Job validation with Grid Engine: false negatives

In a previous post, I noted that if you're not sure if a Sun Grid Engine (SGE) job can ever run on an HPC cluster you can perform 'dry-run' job validation: by passing -w v as arguments to qrsh/qrshx/qsh/qalter you can ask the SGE scheduler software if your job could ever run if the cluster were entirely empty of other jobs.

For example:

    qsub -pe smp 2 -l rmem=10000G -w v myjob.sge

would most likely tell you that your job could not be run in any of the cluster's job queues (due to the size of the resource request).

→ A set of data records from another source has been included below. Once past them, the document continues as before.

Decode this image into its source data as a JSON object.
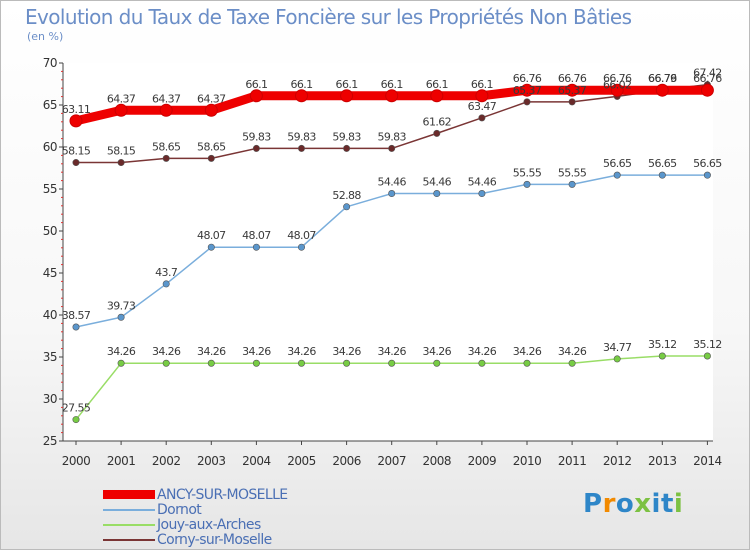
{
  "chart_data": {
    "type": "line",
    "title": "Evolution du Taux de Taxe Foncière sur les Propriétés Non Bâties",
    "subtitle": "(en %)",
    "ylim": [
      25,
      70
    ],
    "yticks": [
      25,
      30,
      35,
      40,
      45,
      50,
      55,
      60,
      65,
      70
    ],
    "x": [
      "2000",
      "2001",
      "2002",
      "2003",
      "2004",
      "2005",
      "2006",
      "2007",
      "2008",
      "2009",
      "2010",
      "2011",
      "2012",
      "2013",
      "2014"
    ],
    "series": [
      {
        "name": "Jouy-aux-Arches",
        "color": "#99dd66",
        "marker": "#77cc44",
        "values": [
          27.55,
          34.26,
          34.26,
          34.26,
          34.26,
          34.26,
          34.26,
          34.26,
          34.26,
          34.26,
          34.26,
          34.26,
          34.77,
          35.12,
          35.12
        ]
      },
      {
        "name": "Dornot",
        "color": "#7aaedc",
        "marker": "#5a96cc",
        "values": [
          38.57,
          39.73,
          43.7,
          48.07,
          48.07,
          48.07,
          52.88,
          54.46,
          54.46,
          54.46,
          55.55,
          55.55,
          56.65,
          56.65,
          56.65
        ]
      },
      {
        "name": "Corny-sur-Moselle",
        "color": "#7a3535",
        "marker": "#6a2a2a",
        "values": [
          58.15,
          58.15,
          58.65,
          58.65,
          59.83,
          59.83,
          59.83,
          59.83,
          61.62,
          63.47,
          65.37,
          65.37,
          66.02,
          66.79,
          67.42
        ]
      },
      {
        "name": "ANCY-SUR-MOSELLE",
        "color": "#ee0000",
        "marker": "#ee0000",
        "values": [
          63.11,
          64.37,
          64.37,
          64.37,
          66.1,
          66.1,
          66.1,
          66.1,
          66.1,
          66.1,
          66.76,
          66.76,
          66.76,
          66.76,
          66.76
        ]
      }
    ],
    "legend": [
      "ANCY-SUR-MOSELLE",
      "Dornot",
      "Jouy-aux-Arches",
      "Corny-sur-Moselle"
    ]
  },
  "logo": {
    "letters": [
      "P",
      "r",
      "o",
      "x",
      "i",
      "t",
      "i"
    ],
    "colors": [
      "#2e86c8",
      "#f28a00",
      "#2e86c8",
      "#7cc142",
      "#2e86c8",
      "#2e86c8",
      "#7cc142"
    ]
  }
}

But beware: as mentioned in my earlier post this his job validation mechanism sometimes results in false negatives i.e. you are told that a job cannot run even though though in reality it can.
This is something that the HPC sysadmin team at the University of Leeds alerted us to.

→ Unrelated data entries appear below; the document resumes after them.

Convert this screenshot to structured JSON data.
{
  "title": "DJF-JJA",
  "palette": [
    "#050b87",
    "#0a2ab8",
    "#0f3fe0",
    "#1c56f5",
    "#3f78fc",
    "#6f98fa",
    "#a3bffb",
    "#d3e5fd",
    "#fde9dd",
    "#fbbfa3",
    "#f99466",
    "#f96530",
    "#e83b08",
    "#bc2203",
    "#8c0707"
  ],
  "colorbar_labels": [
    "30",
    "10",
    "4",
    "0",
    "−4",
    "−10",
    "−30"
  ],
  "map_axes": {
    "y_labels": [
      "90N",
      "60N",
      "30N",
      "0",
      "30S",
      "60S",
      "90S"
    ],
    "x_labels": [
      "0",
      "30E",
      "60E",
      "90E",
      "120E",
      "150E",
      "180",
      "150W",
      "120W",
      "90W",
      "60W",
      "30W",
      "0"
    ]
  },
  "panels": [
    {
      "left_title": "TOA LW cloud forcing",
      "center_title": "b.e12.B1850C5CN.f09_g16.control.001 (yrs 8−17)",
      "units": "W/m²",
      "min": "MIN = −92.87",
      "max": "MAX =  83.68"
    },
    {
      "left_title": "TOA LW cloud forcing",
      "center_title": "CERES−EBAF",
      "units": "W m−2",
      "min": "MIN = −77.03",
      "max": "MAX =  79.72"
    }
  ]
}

Here's an example of a false positive (using our ShARC cluster.
If you ask for a single-core interactive session with access to four GPUs then dry-run validation fails:

    [te1st@sharc-login1 ~]$ qrsh -l gpu=4 -w v
    ...
    verification: no suitable queues

yet (without validation) the resource request can be satisfied:

    [te1st@sharc-login1 ~]$ qrsh -l gpu=4 
    [te1st@sharc-node100 ~]$   # works!

The reason for this appears to be that the validation is performed without running any Job Submission Verifier (JSV) scripts. These scripts are run (typically on the SGE master machine) on every submitted job to centrally modify or reject job requests post-submission.

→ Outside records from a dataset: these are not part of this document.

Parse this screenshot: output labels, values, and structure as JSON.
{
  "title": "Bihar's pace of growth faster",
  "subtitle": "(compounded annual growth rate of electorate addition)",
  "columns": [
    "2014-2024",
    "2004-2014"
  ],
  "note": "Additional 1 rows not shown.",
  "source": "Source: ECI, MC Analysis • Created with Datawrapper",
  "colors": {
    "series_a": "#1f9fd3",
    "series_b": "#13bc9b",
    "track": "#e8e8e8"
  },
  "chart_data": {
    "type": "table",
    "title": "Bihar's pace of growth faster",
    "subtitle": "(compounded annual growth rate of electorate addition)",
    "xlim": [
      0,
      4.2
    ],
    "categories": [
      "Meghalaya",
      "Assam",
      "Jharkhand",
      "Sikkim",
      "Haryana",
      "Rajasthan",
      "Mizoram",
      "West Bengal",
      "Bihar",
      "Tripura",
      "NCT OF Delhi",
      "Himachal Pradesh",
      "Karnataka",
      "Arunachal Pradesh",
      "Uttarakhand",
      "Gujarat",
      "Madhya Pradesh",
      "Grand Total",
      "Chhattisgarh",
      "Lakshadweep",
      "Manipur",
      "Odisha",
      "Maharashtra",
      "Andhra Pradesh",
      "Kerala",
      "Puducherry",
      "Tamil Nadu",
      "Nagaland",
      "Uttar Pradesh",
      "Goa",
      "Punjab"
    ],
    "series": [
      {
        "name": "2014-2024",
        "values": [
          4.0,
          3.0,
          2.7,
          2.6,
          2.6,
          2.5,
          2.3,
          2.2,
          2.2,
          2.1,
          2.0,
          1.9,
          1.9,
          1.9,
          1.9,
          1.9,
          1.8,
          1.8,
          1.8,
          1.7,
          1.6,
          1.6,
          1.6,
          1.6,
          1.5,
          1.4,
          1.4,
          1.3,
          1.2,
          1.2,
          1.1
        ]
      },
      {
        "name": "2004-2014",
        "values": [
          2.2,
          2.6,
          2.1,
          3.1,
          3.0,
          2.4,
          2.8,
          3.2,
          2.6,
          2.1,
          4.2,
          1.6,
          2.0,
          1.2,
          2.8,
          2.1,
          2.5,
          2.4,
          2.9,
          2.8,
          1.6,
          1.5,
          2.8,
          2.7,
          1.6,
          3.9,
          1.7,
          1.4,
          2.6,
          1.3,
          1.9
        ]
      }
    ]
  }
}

On ShARC the main JSV script changes a job's Project from a generic one to gpu if x > 0 GPUs have been requested using -l gpu=x. The job can then be assigned to (GPU-equipped) nodes associated with that project. So, if the JSV is not run before job validation (using -w v) then validation of jobs that request GPUs will fail as no nodes (more accurately queue instances) will be found that can satisfy the resource request given the (default) project of jobs.

The workaround here is to explicitly request a Project (using e.g. -P gpu) when trying to validate a job using -w v i.e. partly duplicate the logic in the (bypassed) JSV, but this requires that you know have read and understood the JSV.
This is something that users may not want to do and adds complexity, when the whole point of investigating job validation in the first place was to find a simple way by which users could check if if their jobs could run on a given SGE cluster.

In summary, SGE's job validation mechanism is not a fool-proof option for users as it does not take into consideration changes made to a job by Job Submission Verifier scripts post-submission.